NaBloPoMo 2009 Day 16 — Specialization
There was a time when the practice of law was like a trip to the general store. I’m not saying that practicing law was once like stocking shelves with cans of peas, an assortment of jerky and shot gun shells. But there was a time when the local attorney helped people with every variety of legal need. Like medicine, that is really no longer the case. Today, the practice of law is specialized. “The law” is impacted by the laws passed by Congress and state legislatures, as well as federal and state courts. The constant “updating” of the law makes it difficult for people to be “generalists.” Our litigious society doesn’t help either.
Which brings me to a call that I received today. I practice labor and employment law. Primarily, I help businesses with their employee issues, although I also help employees. But the bulk of what I do involves labor and employment law. Today, however, I received a call from someone who got my name from someone I met at a networking meeting. The call involved a pseudo-common-law marriage situation via a religious union with which I wasn’t familiar. Additionally, there was a car involved.
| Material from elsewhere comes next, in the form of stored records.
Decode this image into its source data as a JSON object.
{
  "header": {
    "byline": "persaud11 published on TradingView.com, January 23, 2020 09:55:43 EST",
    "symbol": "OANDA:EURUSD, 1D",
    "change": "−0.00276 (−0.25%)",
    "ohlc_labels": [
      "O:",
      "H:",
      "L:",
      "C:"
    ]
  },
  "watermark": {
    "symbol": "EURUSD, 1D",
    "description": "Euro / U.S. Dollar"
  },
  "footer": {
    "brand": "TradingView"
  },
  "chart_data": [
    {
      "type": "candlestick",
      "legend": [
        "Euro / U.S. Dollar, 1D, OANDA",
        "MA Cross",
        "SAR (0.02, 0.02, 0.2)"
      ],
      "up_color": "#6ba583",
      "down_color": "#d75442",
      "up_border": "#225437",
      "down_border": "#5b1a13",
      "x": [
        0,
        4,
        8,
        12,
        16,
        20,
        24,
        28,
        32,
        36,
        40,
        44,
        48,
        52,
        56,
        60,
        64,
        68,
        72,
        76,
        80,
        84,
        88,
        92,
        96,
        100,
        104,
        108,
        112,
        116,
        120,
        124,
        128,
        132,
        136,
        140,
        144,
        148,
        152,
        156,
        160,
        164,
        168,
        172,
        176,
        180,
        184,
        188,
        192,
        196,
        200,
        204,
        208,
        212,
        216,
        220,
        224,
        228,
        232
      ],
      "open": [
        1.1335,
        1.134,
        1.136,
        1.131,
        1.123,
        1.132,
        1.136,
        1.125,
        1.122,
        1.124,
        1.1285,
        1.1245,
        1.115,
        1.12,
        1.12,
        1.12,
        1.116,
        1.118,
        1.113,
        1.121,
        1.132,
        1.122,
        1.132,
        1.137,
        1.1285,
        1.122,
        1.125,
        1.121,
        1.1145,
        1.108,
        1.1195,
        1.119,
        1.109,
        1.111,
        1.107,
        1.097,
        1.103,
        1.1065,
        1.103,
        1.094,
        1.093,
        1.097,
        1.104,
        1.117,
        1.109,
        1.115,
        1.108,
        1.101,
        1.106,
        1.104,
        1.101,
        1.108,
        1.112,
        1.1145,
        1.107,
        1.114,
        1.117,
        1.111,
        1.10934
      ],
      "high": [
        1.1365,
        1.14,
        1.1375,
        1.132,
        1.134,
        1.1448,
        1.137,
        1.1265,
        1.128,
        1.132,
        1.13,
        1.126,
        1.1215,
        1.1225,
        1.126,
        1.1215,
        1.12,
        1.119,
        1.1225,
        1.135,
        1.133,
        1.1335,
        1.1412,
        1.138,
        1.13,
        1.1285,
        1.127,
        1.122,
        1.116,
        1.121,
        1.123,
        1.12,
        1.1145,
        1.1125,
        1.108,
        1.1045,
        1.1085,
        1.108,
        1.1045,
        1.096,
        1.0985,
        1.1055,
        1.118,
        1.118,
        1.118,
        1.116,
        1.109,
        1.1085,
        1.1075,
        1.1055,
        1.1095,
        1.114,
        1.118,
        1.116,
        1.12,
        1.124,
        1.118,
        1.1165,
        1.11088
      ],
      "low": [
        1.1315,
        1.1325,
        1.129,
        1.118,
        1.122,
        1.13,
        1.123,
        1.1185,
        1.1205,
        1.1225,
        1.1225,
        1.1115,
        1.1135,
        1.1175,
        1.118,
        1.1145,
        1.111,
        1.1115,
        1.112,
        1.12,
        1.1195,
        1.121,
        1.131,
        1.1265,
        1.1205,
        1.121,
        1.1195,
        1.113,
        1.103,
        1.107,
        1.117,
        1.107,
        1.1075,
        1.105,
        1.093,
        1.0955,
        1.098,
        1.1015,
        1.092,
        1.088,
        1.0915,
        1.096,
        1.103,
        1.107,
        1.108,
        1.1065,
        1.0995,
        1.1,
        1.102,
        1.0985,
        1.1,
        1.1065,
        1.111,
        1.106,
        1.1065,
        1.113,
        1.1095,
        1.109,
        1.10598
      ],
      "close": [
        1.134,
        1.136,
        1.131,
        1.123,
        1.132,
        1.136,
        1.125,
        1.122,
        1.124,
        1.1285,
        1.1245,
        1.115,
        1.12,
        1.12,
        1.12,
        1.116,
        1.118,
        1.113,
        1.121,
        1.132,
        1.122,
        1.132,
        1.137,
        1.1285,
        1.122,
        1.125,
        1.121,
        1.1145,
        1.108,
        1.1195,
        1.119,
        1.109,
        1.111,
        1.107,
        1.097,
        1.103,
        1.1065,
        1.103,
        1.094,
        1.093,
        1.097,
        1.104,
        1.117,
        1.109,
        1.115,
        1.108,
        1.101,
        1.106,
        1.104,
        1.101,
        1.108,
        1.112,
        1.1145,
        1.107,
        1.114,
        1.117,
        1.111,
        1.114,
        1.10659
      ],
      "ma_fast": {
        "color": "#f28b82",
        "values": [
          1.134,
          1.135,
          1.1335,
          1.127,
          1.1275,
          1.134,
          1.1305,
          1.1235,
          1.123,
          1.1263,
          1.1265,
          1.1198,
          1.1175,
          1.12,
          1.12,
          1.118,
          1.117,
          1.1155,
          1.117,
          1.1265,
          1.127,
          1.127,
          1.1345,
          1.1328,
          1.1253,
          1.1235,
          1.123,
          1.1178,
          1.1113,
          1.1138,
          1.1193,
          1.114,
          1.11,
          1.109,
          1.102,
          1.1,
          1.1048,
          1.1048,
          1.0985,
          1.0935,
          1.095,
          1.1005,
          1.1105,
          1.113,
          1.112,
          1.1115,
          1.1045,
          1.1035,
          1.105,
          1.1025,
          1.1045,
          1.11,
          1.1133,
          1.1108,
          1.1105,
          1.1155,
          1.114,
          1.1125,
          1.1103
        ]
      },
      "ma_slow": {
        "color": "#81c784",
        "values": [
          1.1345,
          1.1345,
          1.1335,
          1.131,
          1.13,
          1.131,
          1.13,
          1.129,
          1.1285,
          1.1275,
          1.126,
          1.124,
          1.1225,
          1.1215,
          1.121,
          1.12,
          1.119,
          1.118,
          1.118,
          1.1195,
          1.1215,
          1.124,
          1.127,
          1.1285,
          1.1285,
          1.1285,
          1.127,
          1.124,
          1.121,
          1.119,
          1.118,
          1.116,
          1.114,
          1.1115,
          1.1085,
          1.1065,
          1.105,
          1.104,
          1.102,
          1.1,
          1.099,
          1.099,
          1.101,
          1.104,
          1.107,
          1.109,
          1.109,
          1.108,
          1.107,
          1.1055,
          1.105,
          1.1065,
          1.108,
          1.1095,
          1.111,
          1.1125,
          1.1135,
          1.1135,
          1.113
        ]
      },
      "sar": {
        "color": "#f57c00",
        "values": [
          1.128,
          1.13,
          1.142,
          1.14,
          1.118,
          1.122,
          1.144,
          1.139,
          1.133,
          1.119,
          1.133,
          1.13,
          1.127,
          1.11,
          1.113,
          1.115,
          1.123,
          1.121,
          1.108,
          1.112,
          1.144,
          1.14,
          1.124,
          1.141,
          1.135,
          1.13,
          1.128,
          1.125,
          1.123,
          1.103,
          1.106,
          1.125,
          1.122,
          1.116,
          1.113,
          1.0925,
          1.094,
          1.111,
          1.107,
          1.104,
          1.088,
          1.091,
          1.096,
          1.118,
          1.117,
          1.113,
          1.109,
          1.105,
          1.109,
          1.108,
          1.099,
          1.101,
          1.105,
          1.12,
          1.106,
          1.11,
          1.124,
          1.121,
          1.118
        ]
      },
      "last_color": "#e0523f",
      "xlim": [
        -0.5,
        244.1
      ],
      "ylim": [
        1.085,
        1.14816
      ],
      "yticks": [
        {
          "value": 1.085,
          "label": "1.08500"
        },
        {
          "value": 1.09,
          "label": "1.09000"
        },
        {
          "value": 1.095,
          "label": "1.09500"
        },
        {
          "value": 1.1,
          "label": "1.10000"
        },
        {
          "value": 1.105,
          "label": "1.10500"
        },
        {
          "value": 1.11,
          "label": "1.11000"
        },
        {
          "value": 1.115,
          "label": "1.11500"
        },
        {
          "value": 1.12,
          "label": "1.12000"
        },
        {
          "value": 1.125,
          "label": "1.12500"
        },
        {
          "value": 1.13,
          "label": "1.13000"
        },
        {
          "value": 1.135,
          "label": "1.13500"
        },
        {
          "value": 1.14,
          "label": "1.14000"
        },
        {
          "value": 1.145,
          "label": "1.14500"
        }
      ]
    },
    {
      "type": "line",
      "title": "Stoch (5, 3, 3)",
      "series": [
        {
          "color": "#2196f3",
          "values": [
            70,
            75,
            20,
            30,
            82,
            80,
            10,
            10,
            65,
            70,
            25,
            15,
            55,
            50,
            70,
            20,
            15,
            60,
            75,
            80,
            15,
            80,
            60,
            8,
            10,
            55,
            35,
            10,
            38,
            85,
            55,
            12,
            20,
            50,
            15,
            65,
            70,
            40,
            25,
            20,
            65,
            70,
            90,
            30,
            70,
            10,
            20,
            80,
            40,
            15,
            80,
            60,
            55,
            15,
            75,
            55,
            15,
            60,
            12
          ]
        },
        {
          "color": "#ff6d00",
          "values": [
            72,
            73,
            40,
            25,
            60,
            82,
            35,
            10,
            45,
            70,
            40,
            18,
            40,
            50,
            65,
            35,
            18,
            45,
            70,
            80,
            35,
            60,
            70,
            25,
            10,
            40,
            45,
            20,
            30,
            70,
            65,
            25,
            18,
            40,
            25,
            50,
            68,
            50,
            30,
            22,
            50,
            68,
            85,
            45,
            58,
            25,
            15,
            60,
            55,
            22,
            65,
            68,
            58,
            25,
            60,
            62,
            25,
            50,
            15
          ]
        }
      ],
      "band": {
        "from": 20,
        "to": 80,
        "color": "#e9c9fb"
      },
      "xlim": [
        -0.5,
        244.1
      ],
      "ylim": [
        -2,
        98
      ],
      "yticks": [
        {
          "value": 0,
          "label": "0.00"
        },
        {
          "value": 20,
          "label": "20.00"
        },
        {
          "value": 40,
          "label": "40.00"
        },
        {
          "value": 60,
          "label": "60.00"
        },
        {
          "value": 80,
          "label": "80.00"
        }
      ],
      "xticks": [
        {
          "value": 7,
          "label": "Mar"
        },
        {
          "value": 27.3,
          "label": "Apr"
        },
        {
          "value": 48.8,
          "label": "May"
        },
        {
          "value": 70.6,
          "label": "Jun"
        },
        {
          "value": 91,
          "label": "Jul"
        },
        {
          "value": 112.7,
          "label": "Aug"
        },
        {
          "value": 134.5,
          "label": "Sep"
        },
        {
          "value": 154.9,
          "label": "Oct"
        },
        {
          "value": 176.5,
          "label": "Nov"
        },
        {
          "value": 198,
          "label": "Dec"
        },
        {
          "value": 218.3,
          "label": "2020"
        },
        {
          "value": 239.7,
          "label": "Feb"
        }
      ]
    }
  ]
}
The car was purchased in the woman’s name, but the de facto husband was using the car and occasionally making payments on it despite a verbal agreement that he would make every payment. All of this information was followed with the ubiquitous question: “do you handle things like this?”
No I don’t. I know people who practice family law. Not aware if they handle situations involving certain religious rites or practices. But I’m glad to refer people to those who have more experience.
I love to help people who need assistance. But lawyers can’t help everyone in need of legal assistance. The nature of the practice doesn’t allow that anymore.